L’expression “c’est un bon gros” est révélatrice de cet état de fait
et de la négligence avec laquelle on l’a trop longtemps traitée. Cependant, en
dehors de son impact sur la santé publique, c’est l’aspect économique de ses
conséquences sur la santé, avec le chapelet de troubles associés (diabète, troubles
cardiovasculaires, cancer, etc.), et son apparition de plus en plus précoce dans
la vie des individus qui ont fait pre n d re conscience depuis quelques années
du caractère crucial de ce problème. En France, une récente expertise faite par
l’INSERM a montré un quadruplement (de 3 à 12 %) de la prévalence de
l’obésité chez les enfants. Ce phénomène, qui se poursuit à l’heure actuelle,
puisque l’on atteint 16 %, est mondial ; il existe à des degrés divers en Europe,
et à un niveau maximum aux États-Unis, où près de 50 % de la population est
en surpoids ou obèse.
Il faut noter aussi que le pourcentage des formes les plus sévères d’obésité,
caractérisées par un index de masse corporelle (poids/taille au carré ) supérieur
à 40, est en augmentation rapide. Le traitement de ces obésités “morbides”
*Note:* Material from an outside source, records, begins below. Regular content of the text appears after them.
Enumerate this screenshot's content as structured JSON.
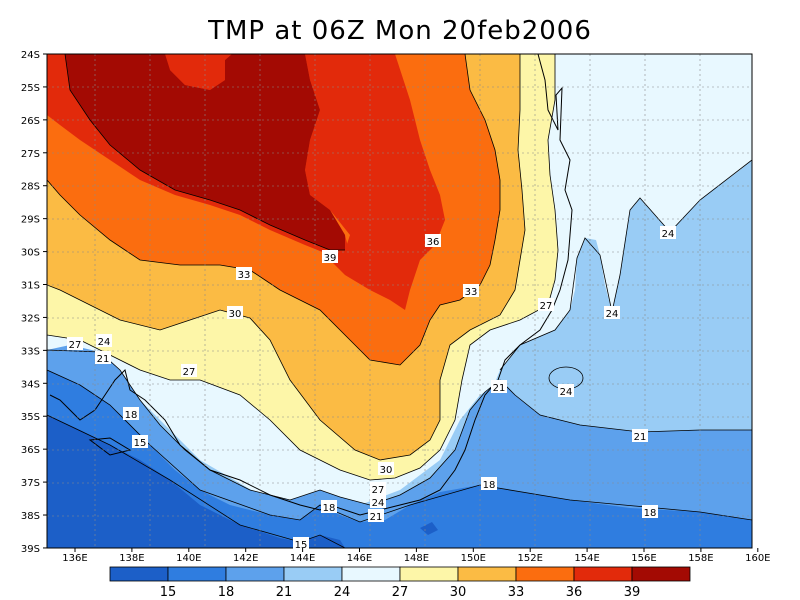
{
  "title": "TMP at 06Z Mon 20feb2006",
  "lat_labels": [
    "24S",
    "25S",
    "26S",
    "27S",
    "28S",
    "29S",
    "30S",
    "31S",
    "32S",
    "33S",
    "34S",
    "35S",
    "36S",
    "37S",
    "38S",
    "39S"
  ],
  "lon_labels": [
    "136E",
    "138E",
    "140E",
    "142E",
    "144E",
    "146E",
    "148E",
    "150E",
    "152E",
    "154E",
    "156E",
    "158E",
    "160E"
  ],
  "colorbar": {
    "labels": [
      "15",
      "18",
      "21",
      "24",
      "27",
      "30",
      "33",
      "36",
      "39"
    ],
    "colors": [
      "#1c5fc8",
      "#2f7de0",
      "#5da1ec",
      "#99ccf5",
      "#e8f8ff",
      "#fdf6a8",
      "#fbbb44",
      "#fb6d0f",
      "#e22a0b",
      "#a30a03"
    ]
  },
  "contour_labels": [
    {
      "text": "39"
    },
    {
      "text": "36"
    },
    {
      "text": "33"
    },
    {
      "text": "33"
    },
    {
      "text": "30"
    },
    {
      "text": "27"
    },
    {
      "text": "27"
    },
    {
      "text": "24"
    },
    {
      "text": "24"
    },
    {
      "text": "24"
    },
    {
      "text": "24"
    },
    {
      "text": "21"
    },
    {
      "text": "21"
    },
    {
      "text": "21"
    },
    {
      "text": "18"
    },
    {
      "text": "18"
    },
    {
      "text": "18"
    },
    {
      "text": "18"
    },
    {
      "text": "15"
    },
    {
      "text": "15"
    },
    {
      "text": "27"
    },
    {
      "text": "30"
    },
    {
      "text": "24"
    },
    {
      "text": "21"
    },
    {
      "text": "27"
    }
  ]
}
nécessite des interventions plus radicales. Ce sont les cas typiques dans lesquels la chirurgie abdominale ou plastique peut être prescrite. Une approche
aussi drastique n’est cependant pas nécessaire pour la majorité des obèses.
L’obésité est le résultat d’un bilan énergétique positif, et le bon sens voudrait
qu’il se régularise par une diminution des apports et une augmentation des
dépenses. Malheureusement, ceci ne conduit au succès que lorsque l’individu
s’impose une discipline constante sur le plan de la nutrition et de l’exercice
physique, et ce, sur de longues périodes. C’est dans ces conditions que l’on
peut constater que les aspects psychologiques et cognitifs jouent également
un grand rôle. Les quatre articles de ce dossier “Actualités biologiques de la
régulation du poids” montrent bien la complexité des mécanismes qui régulent
le comportement alimentaire et le poids corporel. Cette finesse de régulation
est nécessaire pour faire face à toutes les situations de disponibilité alimentaire et assurer la survie de l’individu dans des conditions très variables. Ainsi,
de nombreux mécanismes ont eu pour objectif le stockage de l’énergie
pendant les périodes d’abondance, afin de surmonter les périodes de disette.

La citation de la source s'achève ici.